Allegro

January ’15

The Band Room

Volume 115, No. 1January, 2015

Bill Crow

In 1964, Eric Knight went to London with Ethel Merman as her music director for a four-week gig at a club called Talk of the Town on Leicester Square. During the rehearsals, Merman was intrigued by British music terminology: “minims” (for half notes), “crochets” (for quarter notes), “semi-breves” (for whole notes), “quavers” (for eighth notes), and so on.

The highlight of the show was Roger Eden’s version of “Blow, Gabriel, Blow,” in which Merman would prance downstage around a solo trumpeter (Gabriel). The great Dick Perry was her stateside trumpeter of choice, and together they always gave a devilish performance. But in London she found herself working with a shy Gabriel who played a lot of clams. After a particularly bad performance, Ethel blew a fuse: “What’s wrong with that trumpet player?” she complained to Eric. “He sounds like he’s got a quavering crochet!”

bass-clef-divider

Back in the 1960s, when I was in London with the Gerry Mulligan Quartet, I went to a theater and caught a matinee of a play of Spike Milligan’s called “The Bed Sitting Room.” It was a post-nuclear fantasy, and Milligan was very funny in it. When the entire zany performance was over, the curtains closed, and someone backstage began whistling loudly through two fingers, “God Save The Queen.” When “The Queen” is played in London theaters, the audience always stands respectfully until it is finished. Even though the whistled version of it was dreadful, this audience stood and waited until the end. There was a pause, and then Milligan poked his head out between the curtains. “Still standing, are you?” he inquired. “If you’ll stand for that, you’ll stand for anything!”

bass-clef-divider

Phil Woods sent me an article from the July 1928 Variety:

Musicians Warned Not to Lay Down After “Notice”

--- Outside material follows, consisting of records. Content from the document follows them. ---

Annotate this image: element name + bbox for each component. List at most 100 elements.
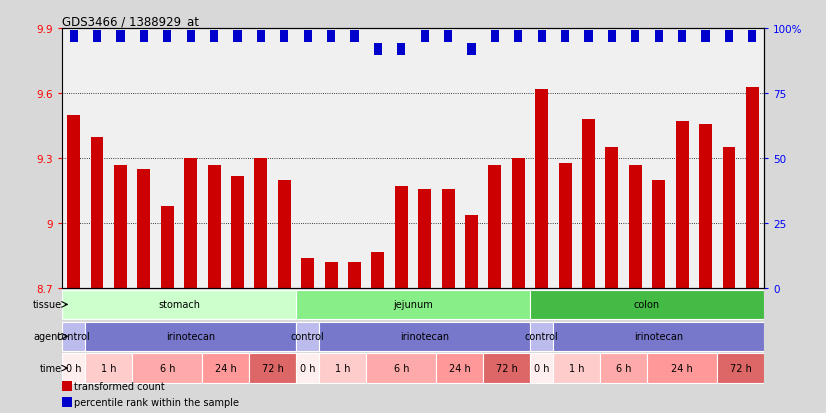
Bar (465, 215, 478, 289)
Bar (647, 354, 717, 383)
Bar (601, 354, 647, 383)
Bar (397, 44, 406, 55)
Text: colon: colon (634, 300, 660, 310)
Text: 0 h: 0 h (300, 363, 316, 373)
Bar (140, 31, 148, 43)
Text: control: control (57, 332, 91, 342)
Text: irinotecan: irinotecan (400, 332, 449, 342)
Text: percentile rank within the sample: percentile rank within the sample (74, 397, 240, 407)
Text: 24 h: 24 h (215, 363, 236, 373)
Bar (296, 322, 320, 351)
Bar (488, 165, 501, 289)
Bar (655, 31, 662, 43)
Bar (561, 31, 569, 43)
Bar (725, 31, 733, 43)
Bar (249, 354, 296, 383)
Bar (296, 354, 320, 383)
Bar (372, 252, 384, 289)
Bar (132, 354, 202, 383)
Bar (558, 163, 572, 289)
Bar (678, 31, 686, 43)
Text: 6 h: 6 h (159, 363, 175, 373)
Text: stomach: stomach (158, 300, 200, 310)
Bar (582, 120, 595, 289)
Text: 6 h: 6 h (393, 363, 409, 373)
Bar (629, 165, 642, 289)
Bar (85, 322, 296, 351)
Bar (553, 322, 764, 351)
Bar (553, 354, 601, 383)
Bar (93, 31, 101, 43)
Text: 72 h: 72 h (496, 363, 518, 373)
Bar (62, 290, 296, 319)
Bar (187, 31, 195, 43)
Bar (161, 206, 173, 289)
Bar (605, 148, 619, 289)
Text: 0 h: 0 h (534, 363, 549, 373)
Bar (116, 31, 125, 43)
Bar (85, 354, 132, 383)
Bar (483, 354, 530, 383)
Bar (254, 159, 268, 289)
Bar (366, 354, 436, 383)
Bar (538, 31, 546, 43)
Text: 24 h: 24 h (449, 363, 471, 373)
Bar (280, 31, 288, 43)
Bar (320, 322, 530, 351)
Bar (608, 31, 616, 43)
Bar (395, 187, 408, 289)
Bar (231, 176, 244, 289)
Bar (164, 31, 171, 43)
Bar (348, 263, 361, 289)
Bar (444, 31, 452, 43)
Text: 1 h: 1 h (101, 363, 116, 373)
Bar (91, 137, 103, 289)
Text: time: time (40, 363, 62, 373)
Bar (468, 44, 476, 55)
Text: 24 h: 24 h (672, 363, 693, 373)
Bar (320, 354, 366, 383)
Text: 72 h: 72 h (729, 363, 752, 373)
Bar (530, 354, 553, 383)
Bar (207, 165, 221, 289)
Bar (234, 31, 241, 43)
Bar (374, 44, 382, 55)
Bar (701, 31, 710, 43)
Bar (418, 189, 431, 289)
Bar (296, 290, 530, 319)
Text: 1 h: 1 h (569, 363, 585, 373)
Bar (114, 165, 127, 289)
Bar (512, 159, 525, 289)
Bar (631, 31, 639, 43)
Text: jejunum: jejunum (393, 300, 433, 310)
Bar (137, 170, 150, 289)
Bar (530, 290, 764, 319)
Text: irinotecan: irinotecan (634, 332, 683, 342)
Bar (67, 116, 80, 289)
Text: tissue: tissue (33, 300, 62, 310)
Bar (69, 31, 78, 43)
Text: GDS3466 / 1388929_at: GDS3466 / 1388929_at (62, 15, 199, 28)
Text: 0 h: 0 h (66, 363, 82, 373)
Bar (350, 31, 358, 43)
Bar (420, 31, 429, 43)
Bar (699, 124, 712, 289)
Bar (585, 31, 592, 43)
Text: irinotecan: irinotecan (166, 332, 216, 342)
Bar (748, 31, 757, 43)
Bar (257, 31, 265, 43)
Bar (653, 180, 665, 289)
Text: control: control (291, 332, 325, 342)
Bar (184, 159, 197, 289)
Bar (746, 88, 759, 289)
Text: transformed count: transformed count (74, 381, 165, 391)
Bar (301, 259, 314, 289)
Bar (442, 189, 454, 289)
Bar (210, 31, 218, 43)
Bar (62, 322, 85, 351)
Bar (535, 90, 548, 289)
Bar (62, 354, 85, 383)
Bar (530, 322, 553, 351)
Bar (202, 354, 249, 383)
Bar (515, 31, 522, 43)
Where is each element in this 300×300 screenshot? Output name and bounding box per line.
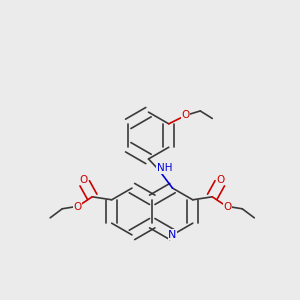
Text: O: O [217,175,225,185]
Text: O: O [223,202,231,212]
Text: NH: NH [157,163,172,173]
Text: O: O [73,202,81,212]
Text: N: N [168,230,177,240]
Text: O: O [181,110,189,120]
Text: O: O [80,175,88,185]
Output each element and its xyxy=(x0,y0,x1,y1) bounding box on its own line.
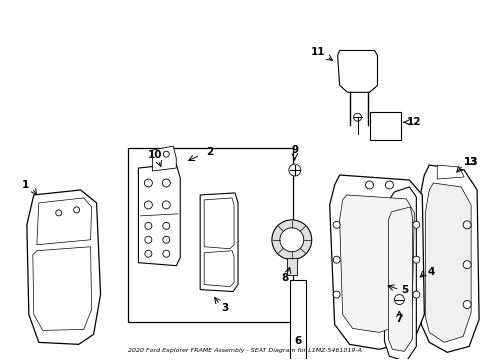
Circle shape xyxy=(413,221,420,228)
Text: 13: 13 xyxy=(464,157,478,167)
Text: 11: 11 xyxy=(311,48,325,58)
Polygon shape xyxy=(290,280,306,359)
Polygon shape xyxy=(287,258,297,275)
Circle shape xyxy=(333,291,340,298)
Polygon shape xyxy=(152,146,176,171)
Polygon shape xyxy=(330,175,424,349)
Polygon shape xyxy=(138,164,180,266)
Circle shape xyxy=(413,291,420,298)
Text: 10: 10 xyxy=(148,150,163,160)
Polygon shape xyxy=(204,251,234,287)
Text: 6: 6 xyxy=(294,336,301,346)
Circle shape xyxy=(163,222,170,229)
Circle shape xyxy=(354,113,362,121)
Circle shape xyxy=(333,221,340,228)
Circle shape xyxy=(162,179,171,187)
Polygon shape xyxy=(340,195,415,332)
Circle shape xyxy=(333,256,340,263)
Circle shape xyxy=(56,210,62,216)
Polygon shape xyxy=(389,207,413,351)
Circle shape xyxy=(280,228,304,252)
Text: 8: 8 xyxy=(281,273,289,283)
Circle shape xyxy=(163,151,169,157)
Text: 7: 7 xyxy=(396,314,403,324)
Circle shape xyxy=(463,221,471,229)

On complaint of Charley Thedfeld, clarinet player at the Capitol, New York, and the official “contractor” of the orchestra, Eddie Canavan of the Musicians Local issued a warning to five members of the orchestra that heavy fines and discipline would follow any further complaint that the men were not fulfilling their obligations, while working out their two weeks’ notice. The men were fired when continually reporting late for rehearsals. They then adopted a lax attitude with one musician missing the important Saturday rehearsal altogether. Of six former Paul Whiteman men who joined the stage band when organized last winter, but one, John Spertzell, now remains. Tommy Dorsey and Max Farley were among the five given notice last week. Jimmy Dorsey quit for another job some time ago. “Happy” McLane died and Harry Perella received notice.

bass-clef-divider

Bruce Talbot posted an online account of one of Coleman Hawkins’s last gigs, in the late 1960s at a club called Klook’s Kleek in London: “For the early part of the evening we were convinced that Hawk wasn’t going to turn up. He finally arrived, very late, small, white-haired and wizened. Said to be existing by this time on cognac…Hawk played as though the act of doing so would keep back the night of the Grim Reaper. Chorus after chorus, no bass solos or drum solos, and no more than two for the piano, sometimes only one. On some numbers, Hawk played more than ten choruses. Years later, wondering if my memory was over-egging the pudding, I asked (bassist) Dave Green if the night was like I remembered. ‘Absolutely,’ he said…one of the greatest gigs of his life.”

bass-clef-divider

I got a note from Fred Griffen with this story attached:

On a plane trip with Liza Minelli, pre 9/11, contractor Jerry Tarack distributed boarding passes randomly, without matching the names to the musicians. Tubaist Tony Price looked at his pass and said, “Well, I feel sorry for whoever got my boarding pass.” Fred asked why, and Tony deadpanned, “I get airsick.”

bass-clef-divider

All my life I’ve enjoyed the general sense of humor that exists among musicians. Laughter seems to be a natural part of being in this world, I’m happy to say. But I’ve come to think that it isn’t just a special characteristic of musicians. It’s a human quality that shows up everywhere. I knew it from my mother and father, who saw the funny side of life, and enjoyed it. And when I was learning trades during my high school years, I discovered that printers and butchers were great laughers, as well. In the print shop where I worked in Kirkland, Washington, the linotype operator and the pressman were always playing tricks on each other, and later, in a local butcher shop, two of the butchers I was learning the trade from delighted me daily with funny stories. And when I was painting the back room on a slow Saturday and dropped a can of white paint into a just opened barrel of dill pickles, those butchers laughed for a week, while helping me rescue the pickles.

One of those butchers, Jake Ewan, taught me this one: “Vyisdur zomenimor orzizazis zanzaris orzis?”

I can still see him laughing as I figured it out.